This code is taken from Bill Petti’s GitHub site: https://billpetti.github.io/2020-01-07-acquire-minor-league-pitch-by-pitch-data-rstats-baseballr/
Aggregated statistics for minor league players have been available for some time through sites like FanGraphs, Baseball-Reference, and MiLB.com. However, pitch-level data similar to what is availabel for MLB is not easy to find.
To try and fill that gap, I’ve added and updated functions in baseballr that allow a user to query data through MLB’s stats api at the minor league level.

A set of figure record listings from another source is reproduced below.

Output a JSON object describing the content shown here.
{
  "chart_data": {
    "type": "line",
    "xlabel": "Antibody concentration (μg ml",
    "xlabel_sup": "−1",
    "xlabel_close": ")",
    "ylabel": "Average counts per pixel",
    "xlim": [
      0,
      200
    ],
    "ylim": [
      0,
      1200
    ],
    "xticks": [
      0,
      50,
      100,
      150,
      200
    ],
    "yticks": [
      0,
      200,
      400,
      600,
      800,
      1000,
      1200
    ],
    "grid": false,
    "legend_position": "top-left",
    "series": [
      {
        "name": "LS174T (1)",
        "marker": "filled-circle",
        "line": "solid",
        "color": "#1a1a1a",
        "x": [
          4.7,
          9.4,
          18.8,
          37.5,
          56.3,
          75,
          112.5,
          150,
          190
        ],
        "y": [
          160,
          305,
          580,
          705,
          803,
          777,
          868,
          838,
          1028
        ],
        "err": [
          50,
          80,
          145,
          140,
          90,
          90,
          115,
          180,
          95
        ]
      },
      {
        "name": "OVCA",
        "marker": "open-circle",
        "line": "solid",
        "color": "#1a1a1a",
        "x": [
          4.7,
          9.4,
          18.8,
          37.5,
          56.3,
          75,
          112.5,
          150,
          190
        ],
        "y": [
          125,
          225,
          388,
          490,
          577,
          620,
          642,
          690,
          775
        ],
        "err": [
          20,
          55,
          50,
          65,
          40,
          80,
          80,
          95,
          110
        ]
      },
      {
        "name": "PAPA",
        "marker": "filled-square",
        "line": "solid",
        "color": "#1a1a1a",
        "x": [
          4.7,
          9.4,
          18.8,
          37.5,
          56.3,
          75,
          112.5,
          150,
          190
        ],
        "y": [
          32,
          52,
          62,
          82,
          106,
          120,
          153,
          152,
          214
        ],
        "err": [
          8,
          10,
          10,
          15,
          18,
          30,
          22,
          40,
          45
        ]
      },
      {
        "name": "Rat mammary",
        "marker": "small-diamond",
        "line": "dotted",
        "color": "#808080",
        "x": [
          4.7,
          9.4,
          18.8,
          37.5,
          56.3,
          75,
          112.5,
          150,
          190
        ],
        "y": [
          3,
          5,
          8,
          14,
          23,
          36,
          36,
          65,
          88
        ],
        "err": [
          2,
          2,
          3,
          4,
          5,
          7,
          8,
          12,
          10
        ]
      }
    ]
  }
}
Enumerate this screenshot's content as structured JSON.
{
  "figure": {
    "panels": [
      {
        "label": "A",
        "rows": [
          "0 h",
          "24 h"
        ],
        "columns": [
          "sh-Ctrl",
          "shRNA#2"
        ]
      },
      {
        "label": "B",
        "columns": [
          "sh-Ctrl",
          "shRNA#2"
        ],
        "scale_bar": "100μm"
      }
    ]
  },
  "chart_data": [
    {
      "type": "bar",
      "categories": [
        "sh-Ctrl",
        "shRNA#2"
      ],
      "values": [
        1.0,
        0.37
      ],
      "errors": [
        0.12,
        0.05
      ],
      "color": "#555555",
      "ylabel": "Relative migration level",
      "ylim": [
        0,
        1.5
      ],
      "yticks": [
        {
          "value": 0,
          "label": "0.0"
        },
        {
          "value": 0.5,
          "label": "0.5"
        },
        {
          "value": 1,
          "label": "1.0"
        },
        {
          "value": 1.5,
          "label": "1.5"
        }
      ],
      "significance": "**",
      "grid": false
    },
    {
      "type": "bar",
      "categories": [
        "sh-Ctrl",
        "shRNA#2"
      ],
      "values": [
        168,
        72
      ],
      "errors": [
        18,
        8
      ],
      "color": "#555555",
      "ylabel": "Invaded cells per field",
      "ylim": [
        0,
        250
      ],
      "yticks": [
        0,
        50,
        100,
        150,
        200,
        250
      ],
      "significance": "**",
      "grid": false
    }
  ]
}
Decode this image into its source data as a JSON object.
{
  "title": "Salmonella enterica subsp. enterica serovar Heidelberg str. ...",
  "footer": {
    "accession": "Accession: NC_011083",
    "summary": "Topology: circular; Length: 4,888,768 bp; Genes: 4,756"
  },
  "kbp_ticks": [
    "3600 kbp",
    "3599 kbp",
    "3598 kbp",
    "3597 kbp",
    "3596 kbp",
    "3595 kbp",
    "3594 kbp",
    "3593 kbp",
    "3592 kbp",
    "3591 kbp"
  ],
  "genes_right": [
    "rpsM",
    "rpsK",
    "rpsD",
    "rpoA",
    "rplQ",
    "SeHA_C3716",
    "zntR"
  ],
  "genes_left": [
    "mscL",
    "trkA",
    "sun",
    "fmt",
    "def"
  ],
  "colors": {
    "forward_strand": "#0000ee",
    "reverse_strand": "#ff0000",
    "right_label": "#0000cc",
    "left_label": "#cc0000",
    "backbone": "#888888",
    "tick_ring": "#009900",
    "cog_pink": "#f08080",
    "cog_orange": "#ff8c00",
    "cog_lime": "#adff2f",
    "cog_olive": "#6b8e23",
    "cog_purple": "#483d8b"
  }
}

This isn’t a perfect solution, nor is it as easy to grab data at a player level like can be done for major leaguers at Baseball Savant, but it’s a start.
Before grabbing pitch-by-pitch (pbp) data, we need some information at the game level. To obtain this information, you can use the get_game_pks_mlb function. Simply provide a datea and a numeric vector for what levels you want game information returned.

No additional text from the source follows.